Ingredients
The following ingredients have 8 Servings
- 1 1/2 cups marinara sauce (store-bought or make your own with recipe below)
- 1 pound boneless and skinless chicken breasts (8 thin slices)
- 8 provolone slices
- 8 teaspoons parmesan cheese (grated)
- 8 sage leaves (small, fresh)
- olive oil
- breadcrumbs (for coating the chicken rolls)
- 1/2 teaspoon salt
- ground black pepper
- 1 garlic clove (crushed)
- 1 anchovy fillet
- 1 tablespoon olive oil
- 14 1/2 ounces tomatoes (can)
- 1 teaspoon dried oregano
- 1/2 teaspoon salt
- 1/2 teaspoon ground pepper
Instruction
- To make the marinara sauce, over medium heat, in a saucepan with olive oil, sautè the anchovy and the garlic until golden.

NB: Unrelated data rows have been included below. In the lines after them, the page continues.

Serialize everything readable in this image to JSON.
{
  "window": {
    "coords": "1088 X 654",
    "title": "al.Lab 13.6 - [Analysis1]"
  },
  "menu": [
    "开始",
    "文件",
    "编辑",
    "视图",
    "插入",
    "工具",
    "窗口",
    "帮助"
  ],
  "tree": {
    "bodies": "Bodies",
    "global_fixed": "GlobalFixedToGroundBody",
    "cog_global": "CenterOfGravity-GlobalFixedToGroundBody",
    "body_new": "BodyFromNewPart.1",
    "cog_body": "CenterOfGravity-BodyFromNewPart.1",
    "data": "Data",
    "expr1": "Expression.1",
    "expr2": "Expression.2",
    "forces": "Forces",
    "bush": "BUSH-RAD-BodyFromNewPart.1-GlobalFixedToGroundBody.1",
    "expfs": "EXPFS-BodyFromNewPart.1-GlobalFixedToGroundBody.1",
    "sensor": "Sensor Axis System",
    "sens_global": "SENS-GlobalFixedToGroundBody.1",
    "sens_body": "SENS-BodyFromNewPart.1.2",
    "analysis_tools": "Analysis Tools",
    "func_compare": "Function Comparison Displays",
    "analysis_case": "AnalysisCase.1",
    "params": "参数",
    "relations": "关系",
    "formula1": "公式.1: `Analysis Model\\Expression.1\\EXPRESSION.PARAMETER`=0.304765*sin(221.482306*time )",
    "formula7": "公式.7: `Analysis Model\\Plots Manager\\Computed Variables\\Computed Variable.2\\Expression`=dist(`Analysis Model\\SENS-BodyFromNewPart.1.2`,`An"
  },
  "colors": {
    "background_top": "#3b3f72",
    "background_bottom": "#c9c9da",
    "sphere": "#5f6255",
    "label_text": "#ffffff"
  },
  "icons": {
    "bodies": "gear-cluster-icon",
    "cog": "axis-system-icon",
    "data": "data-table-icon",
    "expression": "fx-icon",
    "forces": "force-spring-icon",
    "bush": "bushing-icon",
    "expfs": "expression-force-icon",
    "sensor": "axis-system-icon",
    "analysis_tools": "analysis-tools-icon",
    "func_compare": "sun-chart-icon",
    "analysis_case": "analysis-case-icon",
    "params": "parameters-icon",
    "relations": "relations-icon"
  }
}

- Pour the canned tomatoes and cook on low-medium heat for 15 - 20 minutes. At the end of cooking, add the salt, pepper, and the oregano. Cover to keep it warm and set aside.
- On a plate, lay a slice of chicken fillet. Place a slice of cheese in the middle, a sage leaf and sprinkle a teaspoon of Parmesan cheese. Roll to close then secure with toothpicks in the middle and both ends so that the cheese will not leak out while cooking.
- Prepare a plate with olive oil and coat the chicken rolls with it, without being too excessive.
- On a plate with the breadcrumbs, roll the chicken rolls and coat them well.
- Over medium heat, in a saucepan with abundant olive oil, brown all the sides of the chicken. Take away the toothpicks one by one when you see the rolls are already compact and will not open anymore. This is to ensure that the chicken will cook evenly.
- When the chicken rolls are cooked, place them on a serving plate, sliced and topped with the tomato sauce.